30 September 2022
Latest analysis of FTSE100 pension positions by LCP’s Pensions Explorer shows that the combined estimated IAS19 surplus (the figure by which surplus or deficits are measured in company accounts) has grown by over £30bn over the three months to 30th September and currently stands at over £160bn. IAS19 discount rates are currently over 5% pa, the highest month end for over a decade.
Scheme funding levels are benefitting from the higher interest rate environment. While its good news that positions are strong, LCP say there continues to be important questions for pension scheme sponsors to ask.
Over the short-term, focus needs to be on ensuring that pension schemes investments can withstand the current market volatility and they maintain sufficient liquidity to support their hedging levels.
Looking further ahead, companies should review their long-term term strategy for the pension scheme given we are now in a new economic environment which brings both opportunities and risks. Many schemes will have got substantially closer to their final destination in a very short space of time and sponsors need to be proactive in considering actions and not miss opportunities to reduce costs or risk.

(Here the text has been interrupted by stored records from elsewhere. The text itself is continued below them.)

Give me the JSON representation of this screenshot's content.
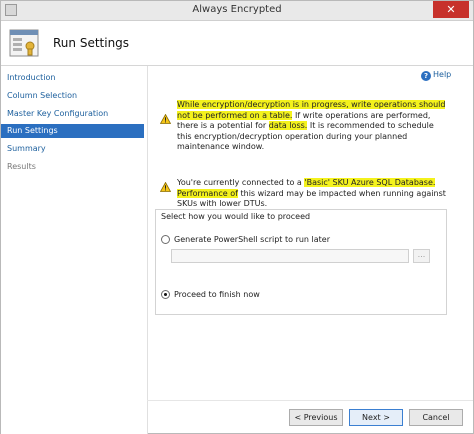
{
  "window": {
    "title": "Always Encrypted"
  },
  "header": {
    "title": "Run Settings",
    "icon": "wizard-icon"
  },
  "sidebar": {
    "items": [
      {
        "label": "Introduction",
        "state": "link"
      },
      {
        "label": "Column Selection",
        "state": "link"
      },
      {
        "label": "Master Key Configuration",
        "state": "link"
      },
      {
        "label": "Run Settings",
        "state": "active"
      },
      {
        "label": "Summary",
        "state": "link"
      },
      {
        "label": "Results",
        "state": "disabled"
      }
    ]
  },
  "help": {
    "label": "Help",
    "icon": "help-icon"
  },
  "warning1": {
    "highlight_a": "While encryption/decryption is in progress, write operations should not be performed on a table.",
    "normal_a": " If write operations are performed, there is a potential for ",
    "highlight_b": "data loss.",
    "normal_b": " It is recommended to schedule this encryption/decryption operation during your planned maintenance window."
  },
  "warning2": {
    "normal_a": "You're currently connected to a ",
    "highlight_a": "'Basic' SKU Azure SQL Database.  Performance of",
    "normal_b": " this wizard may be impacted when running against SKUs with lower DTUs."
  },
  "proceed": {
    "group_label": "Select how you would like to proceed",
    "option_script": "Generate PowerShell script to run later",
    "option_finish": "Proceed to finish now",
    "selected": "finish",
    "path_value": "",
    "browse_label": "..."
  },
  "footer": {
    "previous": "< Previous",
    "next": "Next >",
    "cancel": "Cancel"
  },
  "colors": {
    "accent": "#2b6fc0",
    "highlight": "#f4f21c",
    "close": "#c7312b"
  }
}
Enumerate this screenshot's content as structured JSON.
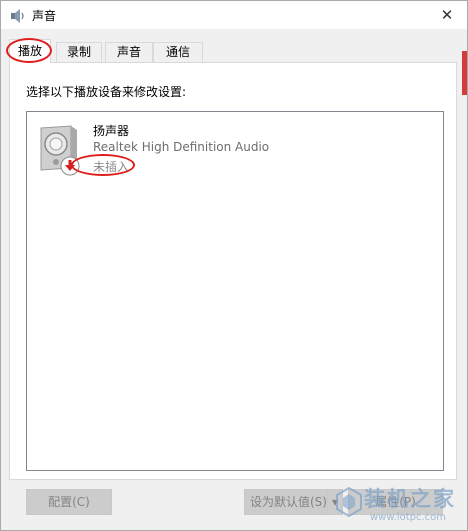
{
  "window": {
    "title": "声音",
    "close_glyph": "✕",
    "icon": "speaker-icon"
  },
  "tabs": [
    {
      "label": "播放",
      "active": true
    },
    {
      "label": "录制",
      "active": false
    },
    {
      "label": "声音",
      "active": false
    },
    {
      "label": "通信",
      "active": false
    }
  ],
  "panel": {
    "instruction": "选择以下播放设备来修改设置:"
  },
  "devices": [
    {
      "name": "扬声器",
      "driver": "Realtek High Definition Audio",
      "status": "未插入",
      "icon": "speaker-unplugged-icon"
    }
  ],
  "buttons": {
    "configure": "配置(C)",
    "set_default": "设为默认值(S)",
    "set_default_arrow": "▾",
    "properties": "属性(P)"
  },
  "watermark": {
    "text": "装机之家",
    "url": "www.lotpc.com"
  },
  "colors": {
    "annotation": "#e01d1d",
    "unplugged_arrow": "#d32020",
    "disabled_button": "#cccccc",
    "watermark": "#7ea3c9"
  }
}
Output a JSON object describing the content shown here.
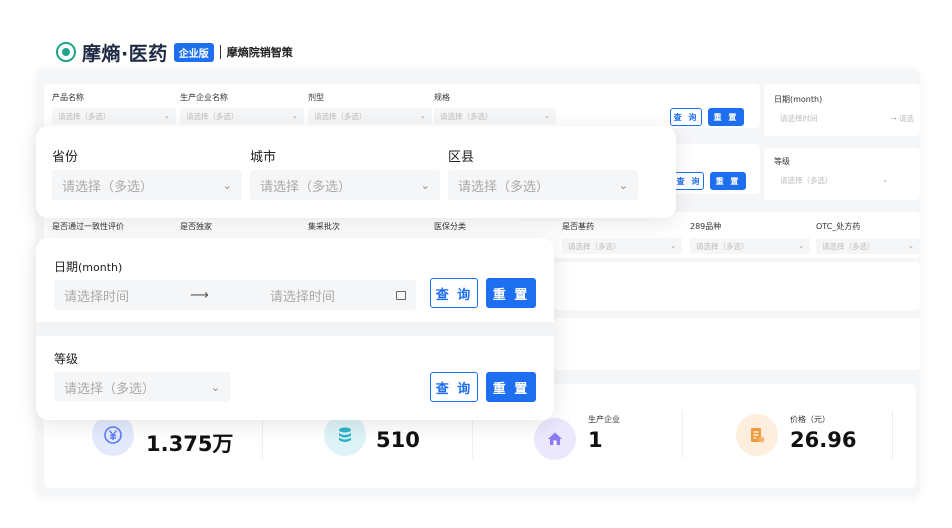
{
  "header": {
    "logo": "摩熵·医药",
    "badge": "企业版",
    "subtitle": "摩熵院销智策"
  },
  "filters": {
    "product_name": "产品名称",
    "manufacturer": "生产企业名称",
    "dosage_form": "剂型",
    "spec": "规格",
    "date_month": "日期(month)",
    "grade": "等级",
    "consistency_eval": "是否通过一致性评价",
    "exclusive": "是否独家",
    "vbp_batch": "集采批次",
    "insurance_class": "医保分类",
    "essential_drug": "是否基药",
    "v289": "289品种",
    "otc_rx": "OTC_处方药",
    "multi_placeholder": "请选择（多选）",
    "time_placeholder": "请选择时间",
    "time_placeholder_cut": "请选"
  },
  "buttons": {
    "query": "查 询",
    "reset": "重 置"
  },
  "region_popup": {
    "province": "省份",
    "city": "城市",
    "county": "区县",
    "placeholder": "请选择（多选）"
  },
  "date_popup": {
    "date_label": "日期",
    "date_label_suffix": "(month)",
    "start_placeholder": "请选择时间",
    "end_placeholder": "请选择时间",
    "grade_label": "等级",
    "grade_placeholder": "请选择（多选）"
  },
  "stats": [
    {
      "label": "",
      "value": "1.375万",
      "icon": "yuan-icon",
      "color": "#5b7cf5",
      "bg": "#e4eafe"
    },
    {
      "label": "",
      "value": "510",
      "icon": "database-icon",
      "color": "#2bb3c7",
      "bg": "#ddf3f7"
    },
    {
      "label": "生产企业",
      "value": "1",
      "icon": "home-icon",
      "color": "#8b7cf0",
      "bg": "#ebe8fd"
    },
    {
      "label": "价格（元）",
      "value": "26.96",
      "icon": "document-icon",
      "color": "#f09a3e",
      "bg": "#fdeedd"
    }
  ]
}
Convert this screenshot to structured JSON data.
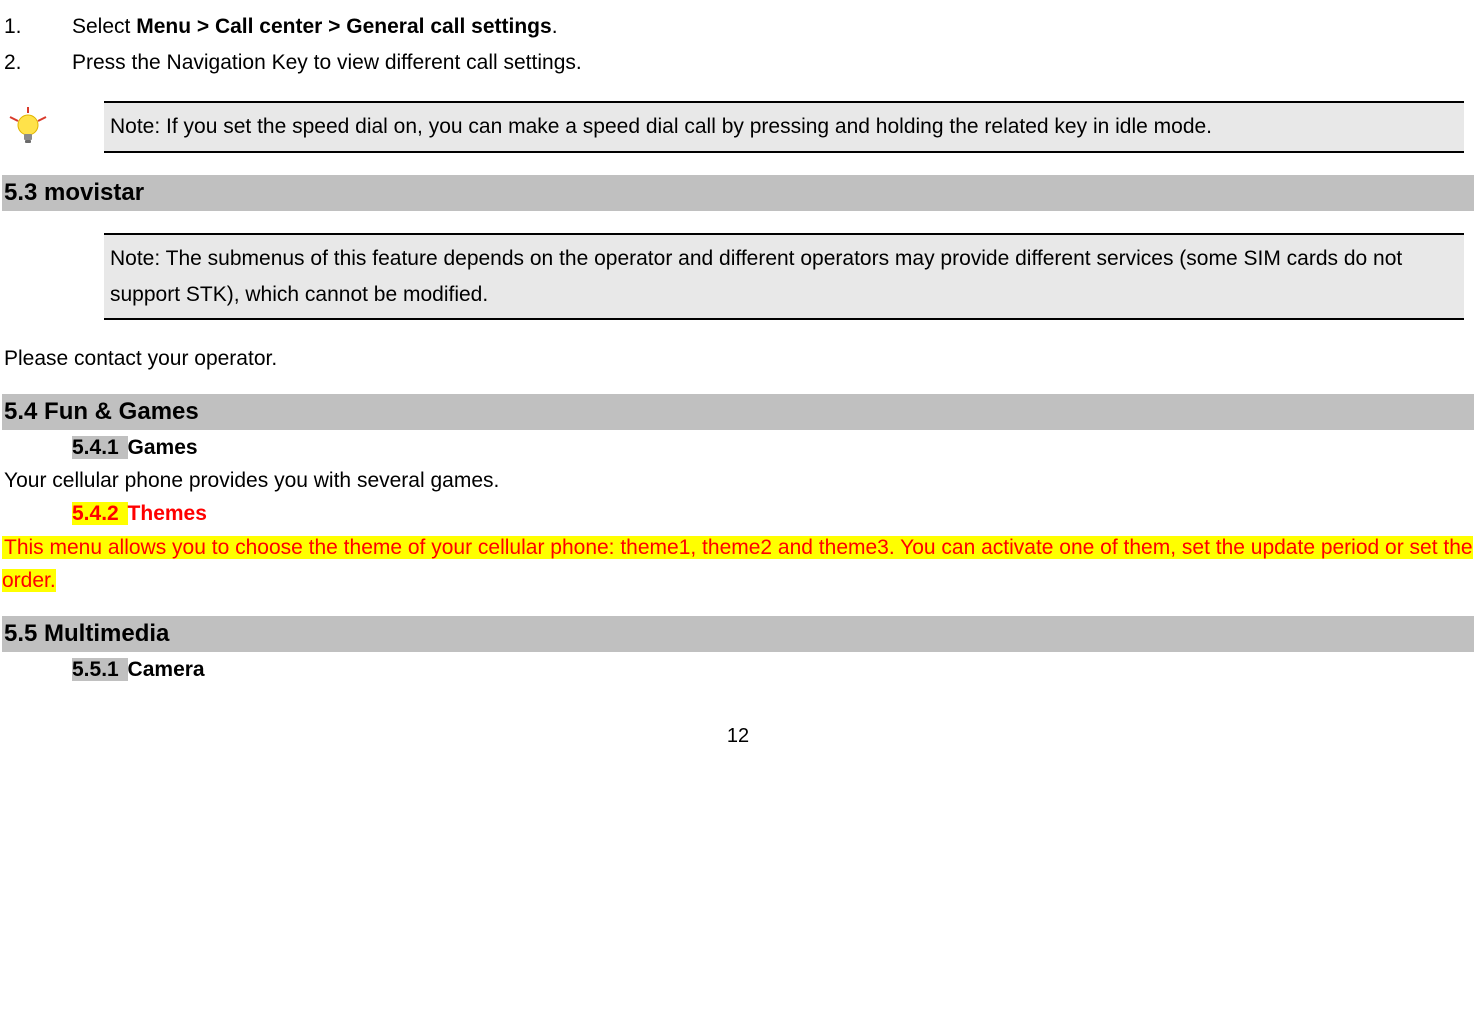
{
  "steps": [
    {
      "num": "1.",
      "prefix": "Select ",
      "bold": "Menu > Call center > General call settings",
      "suffix": "."
    },
    {
      "num": "2.",
      "text": "Press the Navigation Key to view different call settings."
    }
  ],
  "note1": "Note: If you set the speed dial on, you can make a speed dial call by pressing and holding the related key in idle mode.",
  "s53": {
    "heading": "5.3 movistar"
  },
  "note2": "Note: The submenus of this feature depends on the operator and different operators may provide different services (some SIM cards do not support STK), which cannot be modified.",
  "contact": "Please contact your operator.",
  "s54": {
    "heading": "5.4 Fun & Games",
    "s541": {
      "num": "5.4.1 ",
      "title": "Games",
      "body": "Your cellular phone provides you with several games."
    },
    "s542": {
      "num": "5.4.2 ",
      "title": "Themes",
      "body": "This menu allows you to choose the theme of your cellular phone: theme1, theme2 and theme3. You can activate one of them, set the update period or set the order."
    }
  },
  "s55": {
    "heading": "5.5 Multimedia",
    "s551": {
      "num": "5.5.1 ",
      "title": "Camera"
    }
  },
  "page_number": "12"
}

As rising costs impact business, companies need to ensure there is appropriate security backing members’ benefits but do not end up over-funding and contributing to pension schemes to the detriment of their ability to invest in their business or pay good wages and pension contributions to their current workforce.
Jonathan Griffith, Partner at LCP, commented “This is an eye-watering figure and highlights that pension schemes are entering new territory and companies need a change in mindset when it comes to pensions.
“However, as the current market volatility shows, whilst the surplus highlights a strong position – it is not the only measure for companies and trustees to pay attention to. Levels of risk and liquidity must also be controlled.
“Organisations need to engage with their schemes and work out whether now is the time to free up cash to invest in their business and improve resilience in the face of the economic headwinds in the shape of market volatility, rising inflation, and hikes in interest rates.”